Indemnification may not seem like a major consideration in most circumstances — the chances are pretty good that you won't be hit by a baseball at a game or suffer damages from faulty rental equipment. But this can be a very important consideration if you're a director of a medical equipment company, for example. There's always a possibility of a patient suing one of your client hospitals for damages suffered in a fall from one of your wheelchairs, so this type of agreement with your company means that the hospital agrees to take financial responsibility if a patient prevails in a lawsuit. Without indemnification, you could be held personally liable for damage payments.

Many times an indemnification clause is invoked in the case of third-party claims. If you rented your chainsaw from ABC Rental Company and signed such a clause, then you essentially agreed to indemnify them. This means if you accidentally used the chainsaw to carve up a neighbor's car, the neighbor could not sue ABC for renting the chainsaw to an incompetent user in the first place. If the neighbor still tried, ABC would expect you to testify in court and aid in their legal defense.

Indemnification clauses usually trump any other legal arguments, so it is important for both parties to understand precisely what actions are covered under the agreement. Some clauses can be worded too vaguely to be enforced, while other can be very specific about geographical limitations or eligible third-party participants. This is why many companies consult legal counsel before drafting an agreement for new employees and board members. The legal language must be solid or a company's executives could face major financial ruin from liability claims and lawsuits.

MyLawQuestions is dedicated to providing accurate and trustworthy information. We carefully select reputable sources and employ a rigorous fact-checking process to maintain the highest standards.
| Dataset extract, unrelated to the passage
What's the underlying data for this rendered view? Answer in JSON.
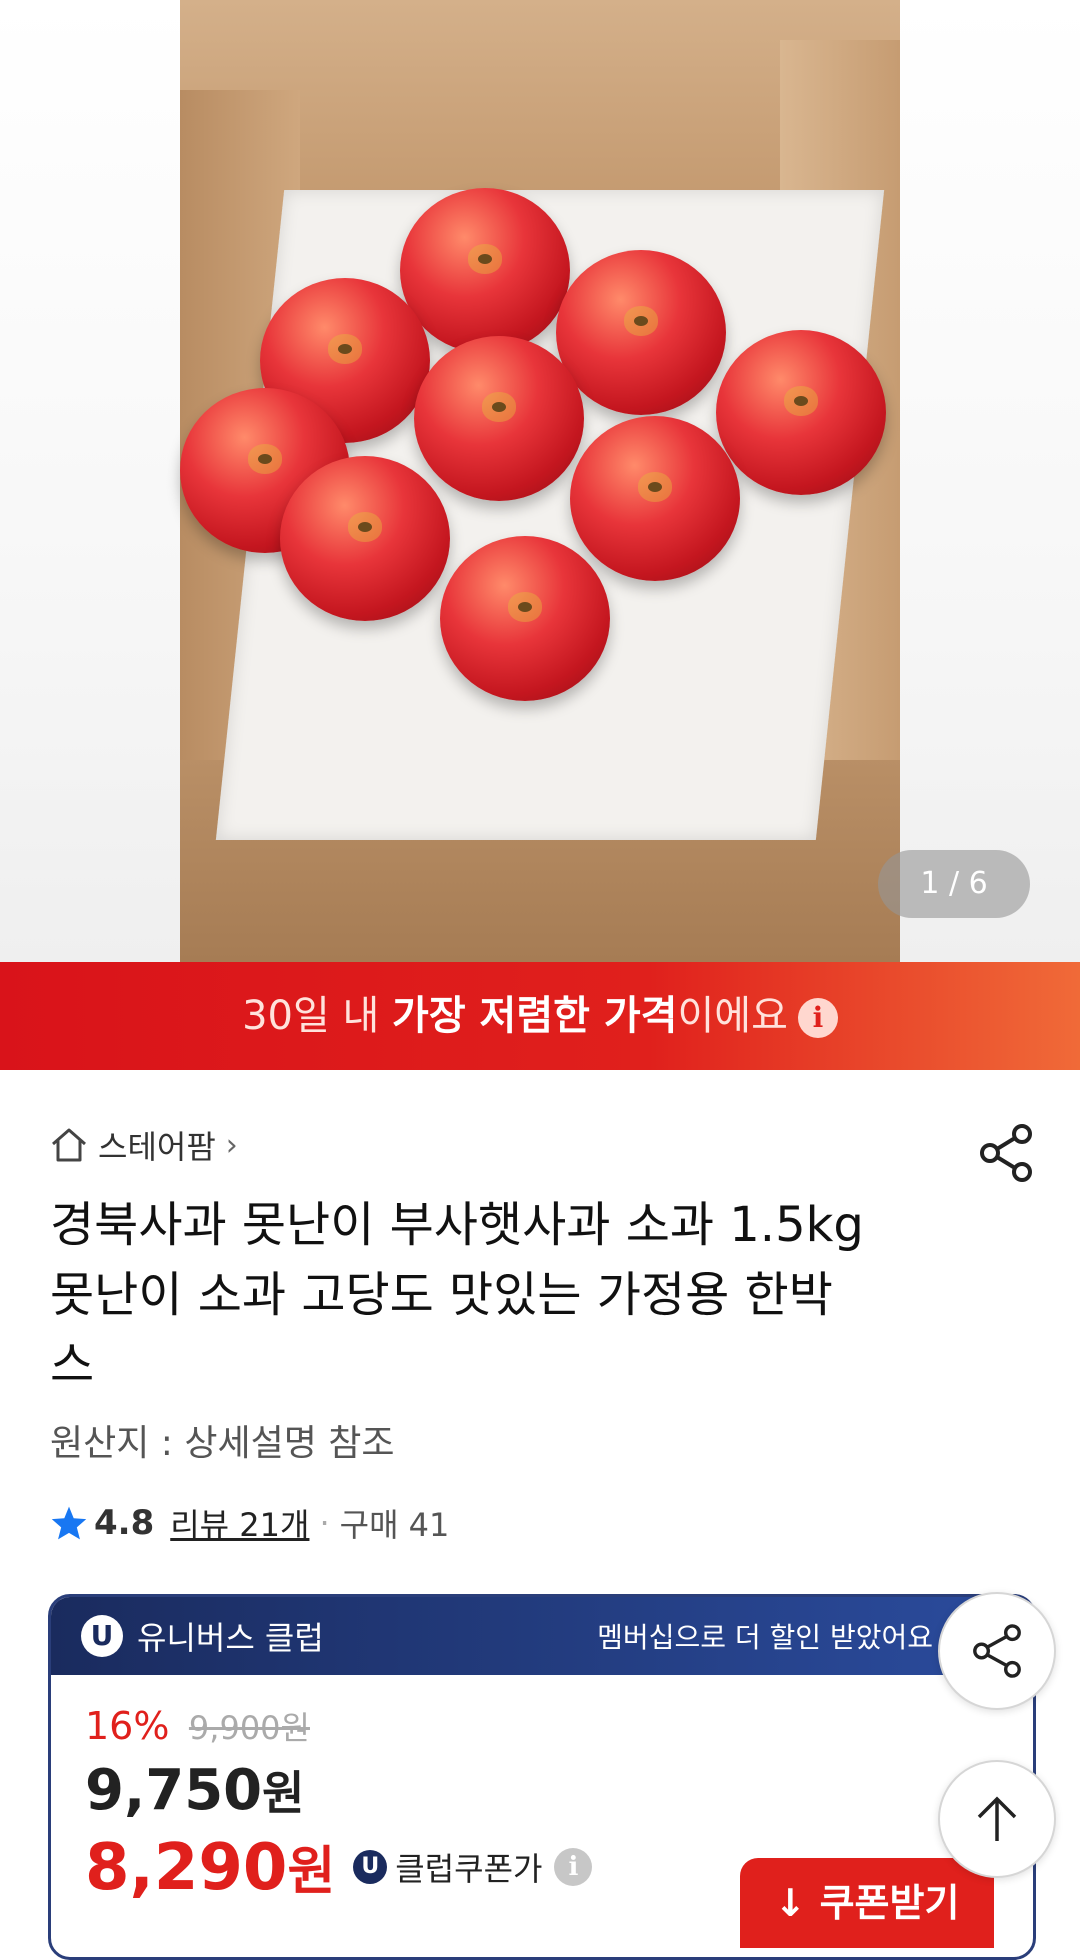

To learn more about our commitment to accuracy, read our editorial process.
Michael Pollick
By Michael Pollick
As a frequent contributor to MyLawQuestions, Michael Pollick uses his passion for research and writing to cover a wide range of topics. His curiosity drives him to study subjects in-depth, resulting in informative and engaging articles. Prior to becoming a professional writer, Michael honed his skills as an English tutor, poet, voice-over artist, and DJ.

Discussion Comments

By anon180250 — On May 26, 2011

Then what's the difference between indemnity and indemnification?

By anon169225 — On Apr 20, 2011

Can you please explain in the simplest way possible what does the following mean:

"The husband shall indemnify the wife and hold her harmless from any and all federal and state income taxes, penalties, and interest arising from or attributable to the parties' joint returns, together with all legal and accounting fees that she may be required to incur in the event of any effort to assess liabilities against her. The provisions hereof shall apply to all joint returns previously or hereafter amended by the parties."
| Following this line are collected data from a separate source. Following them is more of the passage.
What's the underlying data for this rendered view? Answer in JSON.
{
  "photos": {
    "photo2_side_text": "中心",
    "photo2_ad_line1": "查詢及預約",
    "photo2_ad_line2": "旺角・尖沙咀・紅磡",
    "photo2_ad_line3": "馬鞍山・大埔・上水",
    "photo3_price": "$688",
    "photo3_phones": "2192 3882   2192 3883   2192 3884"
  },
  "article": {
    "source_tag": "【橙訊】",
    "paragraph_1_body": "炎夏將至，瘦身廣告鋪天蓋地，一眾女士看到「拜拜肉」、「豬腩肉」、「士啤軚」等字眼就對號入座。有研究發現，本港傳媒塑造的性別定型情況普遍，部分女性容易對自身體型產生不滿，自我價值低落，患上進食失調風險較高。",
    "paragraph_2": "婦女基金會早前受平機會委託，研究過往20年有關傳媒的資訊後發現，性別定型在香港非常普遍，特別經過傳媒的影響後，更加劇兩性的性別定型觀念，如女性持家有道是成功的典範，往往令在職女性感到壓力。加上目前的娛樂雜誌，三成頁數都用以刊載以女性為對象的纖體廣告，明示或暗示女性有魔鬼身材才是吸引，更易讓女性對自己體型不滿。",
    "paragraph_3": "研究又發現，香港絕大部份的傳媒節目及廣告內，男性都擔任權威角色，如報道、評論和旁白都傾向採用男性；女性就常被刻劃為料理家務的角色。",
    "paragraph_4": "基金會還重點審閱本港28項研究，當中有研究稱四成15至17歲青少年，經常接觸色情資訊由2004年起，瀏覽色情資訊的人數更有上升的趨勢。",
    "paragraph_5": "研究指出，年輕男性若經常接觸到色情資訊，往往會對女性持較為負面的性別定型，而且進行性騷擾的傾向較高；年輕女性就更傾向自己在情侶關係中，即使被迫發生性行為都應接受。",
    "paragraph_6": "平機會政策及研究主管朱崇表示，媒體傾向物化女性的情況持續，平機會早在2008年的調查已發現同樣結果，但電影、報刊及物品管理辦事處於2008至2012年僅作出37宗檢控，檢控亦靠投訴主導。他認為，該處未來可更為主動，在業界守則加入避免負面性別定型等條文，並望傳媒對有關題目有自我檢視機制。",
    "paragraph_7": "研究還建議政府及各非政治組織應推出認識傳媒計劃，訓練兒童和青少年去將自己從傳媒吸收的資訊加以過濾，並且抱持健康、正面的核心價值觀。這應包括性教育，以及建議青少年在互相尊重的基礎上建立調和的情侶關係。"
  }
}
In 2009 my ex-husband and I had to pay 9K in taxes. We got divorced in 2010 and he has been paying the IRS monthly about $600 to pay of the 9K. I filed taxes (as single) this year and i was supposed to get a refund of about $2600 but the IRS took $2200 and put it towards the 9K debt. When I asked my ex to pay the money back he refused stating i need to deal with the IRS directly.

IRS states that i can not file the injured spouse claim because it was "our" debt.
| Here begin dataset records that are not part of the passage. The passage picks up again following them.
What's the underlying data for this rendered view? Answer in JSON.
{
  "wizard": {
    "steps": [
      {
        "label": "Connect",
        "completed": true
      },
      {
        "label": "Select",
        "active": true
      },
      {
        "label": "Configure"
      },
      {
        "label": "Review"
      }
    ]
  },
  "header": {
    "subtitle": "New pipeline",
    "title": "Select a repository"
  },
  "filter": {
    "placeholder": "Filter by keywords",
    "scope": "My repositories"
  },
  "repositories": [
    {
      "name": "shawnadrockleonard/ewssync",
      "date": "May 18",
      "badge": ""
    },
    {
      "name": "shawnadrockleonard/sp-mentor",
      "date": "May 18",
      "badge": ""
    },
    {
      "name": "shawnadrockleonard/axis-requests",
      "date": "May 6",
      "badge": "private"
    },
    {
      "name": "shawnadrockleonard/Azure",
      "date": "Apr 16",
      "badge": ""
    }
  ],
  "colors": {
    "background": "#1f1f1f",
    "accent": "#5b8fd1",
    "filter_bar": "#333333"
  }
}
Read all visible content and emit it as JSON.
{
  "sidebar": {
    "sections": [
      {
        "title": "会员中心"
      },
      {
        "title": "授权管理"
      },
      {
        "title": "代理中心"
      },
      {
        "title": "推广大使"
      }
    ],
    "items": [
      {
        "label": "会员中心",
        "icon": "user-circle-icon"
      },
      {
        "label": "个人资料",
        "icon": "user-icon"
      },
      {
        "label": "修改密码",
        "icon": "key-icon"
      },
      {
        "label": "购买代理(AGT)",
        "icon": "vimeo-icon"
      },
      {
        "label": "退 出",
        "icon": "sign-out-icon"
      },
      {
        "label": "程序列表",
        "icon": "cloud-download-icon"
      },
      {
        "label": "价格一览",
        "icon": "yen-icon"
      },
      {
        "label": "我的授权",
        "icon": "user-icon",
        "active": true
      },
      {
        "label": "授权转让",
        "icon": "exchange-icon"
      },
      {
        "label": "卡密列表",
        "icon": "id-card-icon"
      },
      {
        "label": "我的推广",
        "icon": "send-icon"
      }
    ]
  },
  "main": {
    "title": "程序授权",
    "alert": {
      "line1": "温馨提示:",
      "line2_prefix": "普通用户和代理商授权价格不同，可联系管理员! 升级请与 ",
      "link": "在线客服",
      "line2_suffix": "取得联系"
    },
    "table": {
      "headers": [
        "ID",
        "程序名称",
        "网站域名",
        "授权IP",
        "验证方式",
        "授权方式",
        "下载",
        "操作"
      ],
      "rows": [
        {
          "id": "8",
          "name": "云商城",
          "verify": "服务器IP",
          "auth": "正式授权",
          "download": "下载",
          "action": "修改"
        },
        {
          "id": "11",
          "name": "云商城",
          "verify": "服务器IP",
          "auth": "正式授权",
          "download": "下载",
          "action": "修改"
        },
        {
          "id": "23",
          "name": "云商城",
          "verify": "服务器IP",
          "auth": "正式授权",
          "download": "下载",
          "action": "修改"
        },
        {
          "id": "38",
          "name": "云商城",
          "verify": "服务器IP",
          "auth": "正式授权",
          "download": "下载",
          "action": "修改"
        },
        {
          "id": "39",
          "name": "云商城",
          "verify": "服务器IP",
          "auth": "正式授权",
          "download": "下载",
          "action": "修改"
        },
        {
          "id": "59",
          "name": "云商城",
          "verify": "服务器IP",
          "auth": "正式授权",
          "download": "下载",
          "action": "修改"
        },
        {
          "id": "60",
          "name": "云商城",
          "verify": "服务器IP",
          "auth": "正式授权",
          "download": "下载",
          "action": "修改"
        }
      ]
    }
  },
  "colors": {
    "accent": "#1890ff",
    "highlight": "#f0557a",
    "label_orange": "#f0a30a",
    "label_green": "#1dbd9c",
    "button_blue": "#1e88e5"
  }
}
Is there anything I can do to get the money back? Please advise. Thank you.

By anon119984 — On Oct 19, 2010

If defendant A was sued by the plaintiff after defendant B signed a indemnification agreement, would defendant B be liable for defendant A's liability to the plaintiff?

By anon103420 — On Aug 12, 2010

I guess the 'renter' is pretty competent if he or she was able to carve a neighbor's car.

By anon82574 — On May 06, 2010

We are a cleaning company and our client requires us to sign the following indemnification. Is this way to vague? Thank you.

The Contractor hereby agrees to defend and indemnify (Client) and its respective partners, shareholders, directors, employees and agents ("Client Indemnified Parties") and hold them harmless from all fines, suits, proceedings, losses, claims, demands or actions of any nature or kind whatsoever ("Claims"), directly or indirectly associated or connected with the performance of the services hereunder and against any and all damages, costs, expenses and fees (including without limitation reasonable attorneys fees) incurred by or on behalf of any of the foregoing in the investigation or defense of any and all such claims. However, it is agreed that Contractor will have no duty to indemnify and hold harmless client indemnified Parties as set forth above for Claims directly or indirectly arising from: (i) the sole negligent or intentional act or omission of an Client Indemnified Party, (ii) the handling or transport of hazardous materials as defined by the DOT tendered by the Client Indemnified Parties, or (iii) product defect, design or manufacturing of Client products.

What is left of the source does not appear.